Discussion in 'Money Management' started by Johny_come_lately, 2nd Jun, 2010.

  1. Johny_come_lately

    Johny_come_lately Well-Known Member

    Joined:
    1st Jul, 2009
    Posts:
    703
    Location:
    SE Queensland
    Hi,

    Five years ago I swapped to the cheapest card available, then slowly payed my whole debt off. I have rarely used it since.

    May's statement has come in......and the cash advance= 21.49%!!!!!!:eek:
    If this is for a cheap card, what is the 'premium' cards rates?

    Credit cards are a path to self destruction, mass extinction and fire pits of hell. They put off expenses that you can't afford now, to later when you still can't afford them. Once you are caught in the credit trap it hard to break free. :mad:

    nuff said



    Johny.
     
  2. Vagon

    Vagon Well-Known Member

    Joined:
    31st Mar, 2010
    Posts:
    56
    Location:
    Sydney
    I don't believe thats a universal phenomena, its only if as you say you "put off expenses you cant afford". If you stick to your current lifestyle they will work in your favour.

    I have a credit card, I haven't paid interest once, but I do pay a comparitively substantial annual fee.

    I get the fairly average 55 days interest free and use it to pay for as many things as possible without using it in situations where it incurs a 3% charge or some such nonsense. The money I would have paid off stays in the offset account.

    The benefits are:
    - A small offset of interest from my PPOR
    - Travel insurance (which is why I'm happy to pay the fee)
    - Rewards points
    - My expenses are easily tabulated for me so I can stay on budget.
     
  3. Johny_come_lately

    Johny_come_lately Well-Known Member

    Joined:
    1st Jul, 2009
    Posts:
    703
    Location:
    SE Queensland
    Hi Vagon

    I have a lot of friends that are low income/welfare dependant. I know one person who had a limit of over $6000 maxed out. I know of another person who had 15 store/credit cards. I have a friend who lost his job and needed cash to survive. If seems to me, if you can afford a credit card you don't need one, and if you need a credit card you can't afford one.

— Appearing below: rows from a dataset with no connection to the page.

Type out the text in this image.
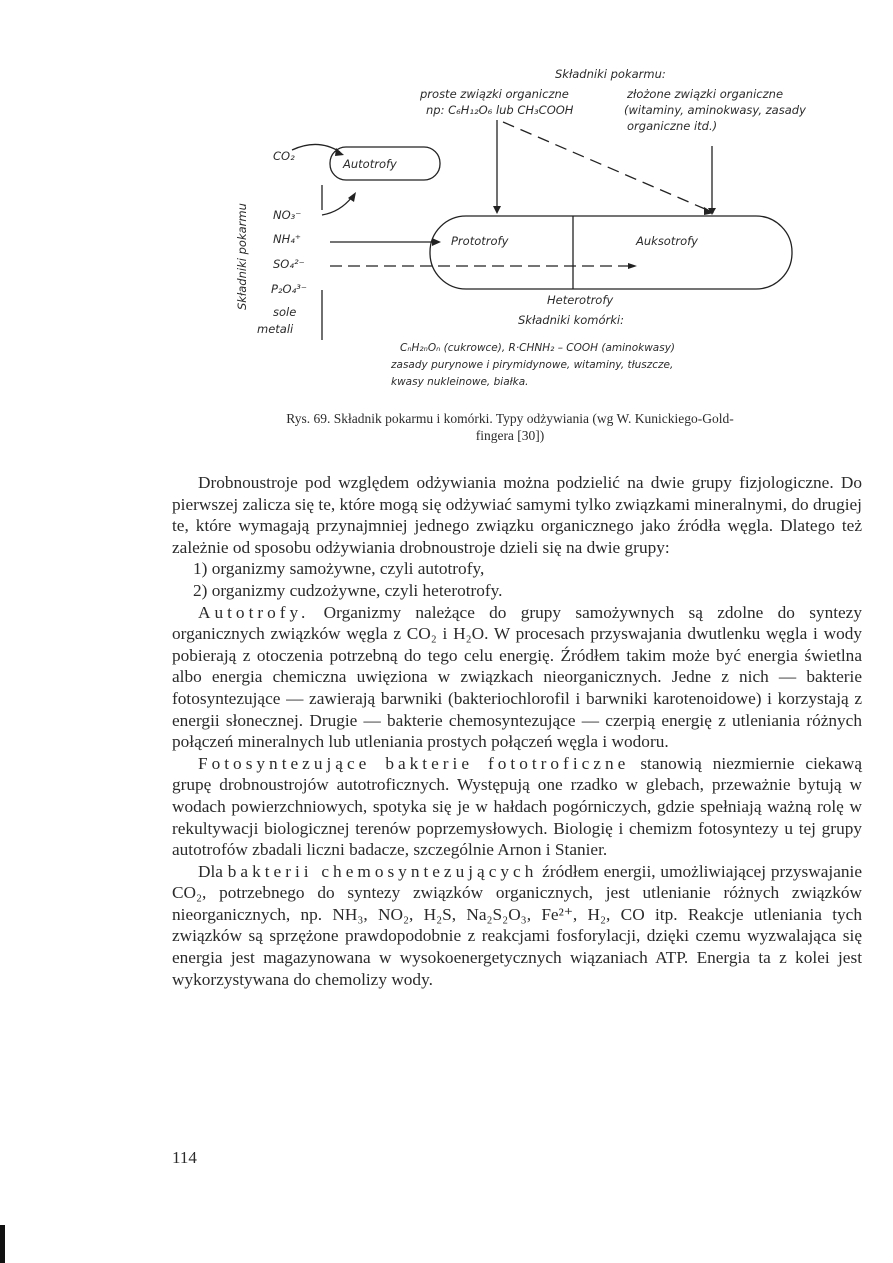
Składniki pokarmu:
proste związki organiczne
np: C₆H₁₂O₆ lub CH₃COOH
złożone związki organiczne
(witaminy, aminokwasy, zasady
organiczne itd.)
CO₂
Autotrofy
Składniki pokarmu NO₃⁻
NH₄⁺
SO₄²⁻
P₂O₄³⁻
sole
metali
Prototrofy	Auksotrofy
Heterotrofy
Składniki komórki:
CₙH₂ₙOₙ (cukrowce), R·CHNH₂ – COOH (aminokwasy)
zasady purynowe i pirymidynowe, witaminy, tłuszcze,
kwasy nukleinowe, białka.
Rys. 69. Składnik pokarmu i komórki. Typy odżywiania (wg W. Kunickiego-Gold-
fingera [30])

Drobnoustroje pod względem odżywiania można podzielić na dwie grupy fizjologiczne. Do pierwszej zalicza się te, które mogą się odżywiać samymi tylko związkami mineralnymi, do drugiej te, które wymagają przynajmniej jednego związku organicznego jako źródła węgla. Dlatego też zależnie od sposobu odżywiania drobnoustroje dzieli się na dwie grupy:

1) organizmy samożywne, czyli autotrofy,

2) organizmy cudzożywne, czyli heterotrofy.

Autotrofy. Organizmy należące do grupy samożywnych są zdolne do syntezy organicznych związków węgla z CO₂ i H₂O. W procesach przyswajania dwutlenku węgla i wody pobierają z otoczenia potrzebną do tego celu energię. Źródłem takim może być energia świetlna albo energia chemiczna uwięziona w związkach nieorganicznych. Jedne z nich — bakterie fotosyntezujące — zawierają barwniki (bakteriochlorofil i barwniki karotenoidowe) i korzystają z energii słonecznej. Drugie — bakterie chemosyntezujące — czerpią energię z utleniania różnych połączeń mineralnych lub utleniania prostych połączeń węgla i wodoru.

Fotosyntezujące bakterie fototroficzne stanowią niezmiernie ciekawą grupę drobnoustrojów autotroficznych. Występują one rzadko w glebach, przeważnie bytują w wodach powierzchniowych, spotyka się je w hałdach pogórniczych, gdzie spełniają ważną rolę w rekultywacji biologicznej terenów poprzemysłowych. Biologię i chemizm fotosyntezy u tej grupy autotrofów zbadali liczni badacze, szczególnie Arnon i Stanier.

Dla bakterii chemosyntezujących źródłem energii, umożliwiającej przyswajanie CO₂, potrzebnego do syntezy związków organicznych, jest utlenianie różnych związków nieorganicznych, np. NH₃, NO₂, H₂S, Na₂S₂O₃, Fe²⁺, H₂, CO itp. Reakcje utleniania tych związków są sprzężone prawdopodobnie z reakcjami fosforylacji, dzięki czemu wyzwalająca się energia jest magazynowana w wysokoenergetycznych wiązaniach ATP. Energia ta z kolei jest wykorzystywana do chemolizy wody.

114
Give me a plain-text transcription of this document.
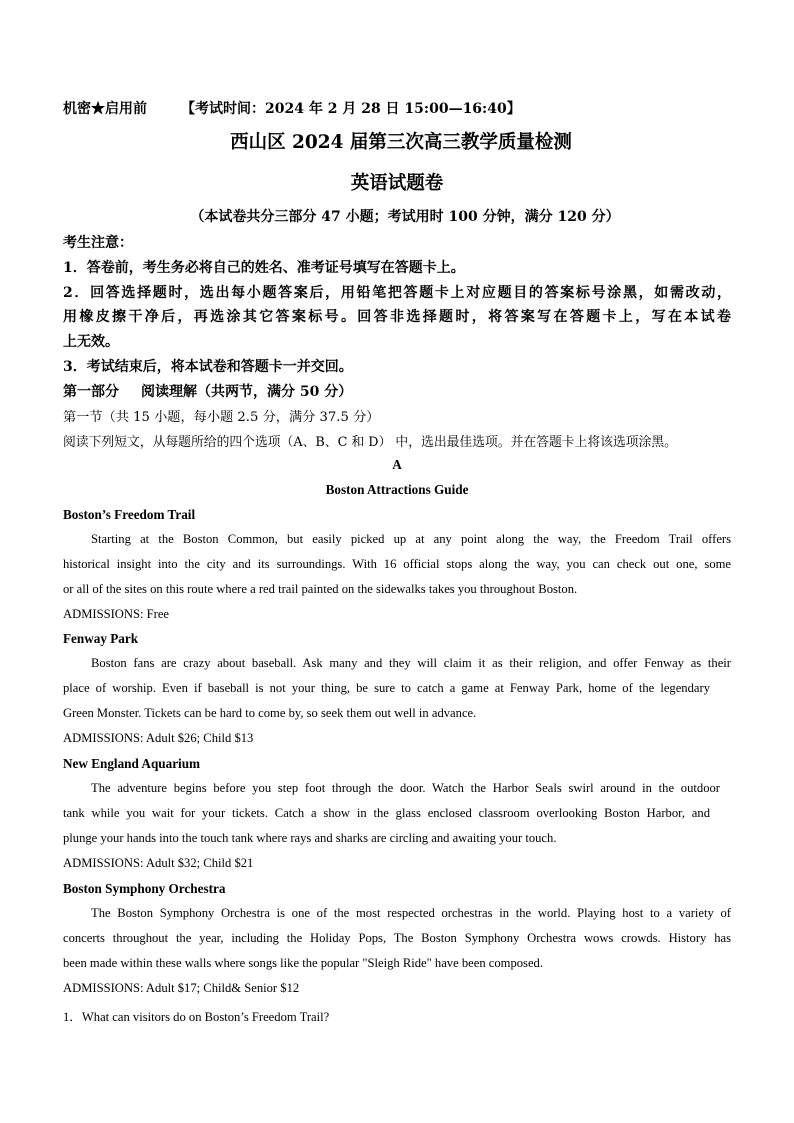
机密★启用前 【考试时间：2024 年 2 月 28 日 15:00—16:40】
西山区 2024 届第三次高三教学质量检测
英语试题卷
（本试卷共分三部分 47 小题；考试用时 100 分钟，满分 120 分）
考生注意：
1．答卷前，考生务必将自己的姓名、准考证号填写在答题卡上。
2．回答选择题时，选出每小题答案后，用铅笔把答题卡上对应题目的答案标号涂黑，如需改动，
用橡皮擦干净后，再选涂其它答案标号。回答非选择题时，将答案写在答题卡上，写在本试卷
上无效。
3．考试结束后，将本试卷和答题卡一并交回。
第一部分 阅读理解（共两节，满分 50 分）
第一节（共 15 小题，每小题 2.5 分，满分 37.5 分）
阅读下列短文，从每题所给的四个选项（A、B、C 和 D） 中，选出最佳选项。并在答题卡上将该选项涂黑。
A
Boston Attractions Guide
Boston’s Freedom Trail
Starting at the Boston Common, but easily picked up at any point along the way, the Freedom Trail offers
historical insight into the city and its surroundings. With 16 official stops along the way, you can check out one, some
or all of the sites on this route where a red trail painted on the sidewalks takes you throughout Boston.
ADMISSIONS: Free
Fenway Park
Boston fans are crazy about baseball. Ask many and they will claim it as their religion, and offer Fenway as their
place of worship. Even if baseball is not your thing, be sure to catch a game at Fenway Park, home of the legendary
Green Monster. Tickets can be hard to come by, so seek them out well in advance.
ADMISSIONS: Adult $26; Child $13
New England Aquarium
The adventure begins before you step foot through the door. Watch the Harbor Seals swirl around in the outdoor
tank while you wait for your tickets. Catch a show in the glass enclosed classroom overlooking Boston Harbor, and
plunge your hands into the touch tank where rays and sharks are circling and awaiting your touch.
ADMISSIONS: Adult $32; Child $21
Boston Symphony Orchestra
The Boston Symphony Orchestra is one of the most respected orchestras in the world. Playing host to a variety of
concerts throughout the year, including the Holiday Pops, The Boston Symphony Orchestra wows crowds. History has
been made within these walls where songs like the popular "Sleigh Ride" have been composed.
ADMISSIONS: Adult $17; Child& Senior $12
1．What can visitors do on Boston’s Freedom Trail?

    If you borrow to your limit, payments towards high interest and not reducing debt, create a lingering, revolving loan.

    Most cardholders have a couple of thosand owing. Its when emergencies happen that the cards are abused. Car maintenance/ dental work/ faulty toilet/ sick kid ect... all strike when you least expect.

    If you have a low income, saving is better than credit. Having a budget and living below your means, is better than credit.





    Johny.
     
  4. Vagon

    Vagon Well-Known Member

    Joined:
    31st Mar, 2010
    Posts:
    56
    Location:
    Sydney

    With you 100% there. If you have your buffer for emergencies in place and you can stick to a budget, then credit cards will work for you - otherwise its some of the worst debt possible.
     
  5. Johny_come_lately

    Johny_come_lately Well-Known Member

    Joined:
    1st Jul, 2009
    Posts:
    703
    Location:
    SE Queensland
    If you had cashed out $7000 on your card, you would need to pay $1500 in interest every year. In 4.7 years the interest would equal the borrowed $7000.

    The banks have got it good!




    Johny.
     
  6. realestate_basket

    realestate_basket Member

    Joined:
    11th May, 2010
    Posts:
    12
    Location:
    Sydney, Australia
    Same here, I never need to cash advance my credit card. I'm with American Express which offers free annual fee for APESMA members. I use it for convenience, and make sure I repay the money before the interest free period ends.
     
  7. Vagon

    Vagon Well-Known Member

    Joined:
    31st Mar, 2010
    Posts:
    56
    Location:
    Sydney
    They're not non-for-profits so the bank bashing is a bit silly.

    Its hard to have sympathy for a person if they spend $7000 on consumer goods (which would probably be retail financed if the banks didn't offer CCs anyhow). Sure medical costs are a little different, but how many people are actually putting medical costs of that amount on a credit card?

    No one forces anybody to have a credit card and banks provide a number of loans that are more suitable to a loan term of 5 years (or I suppose 4 if you compound).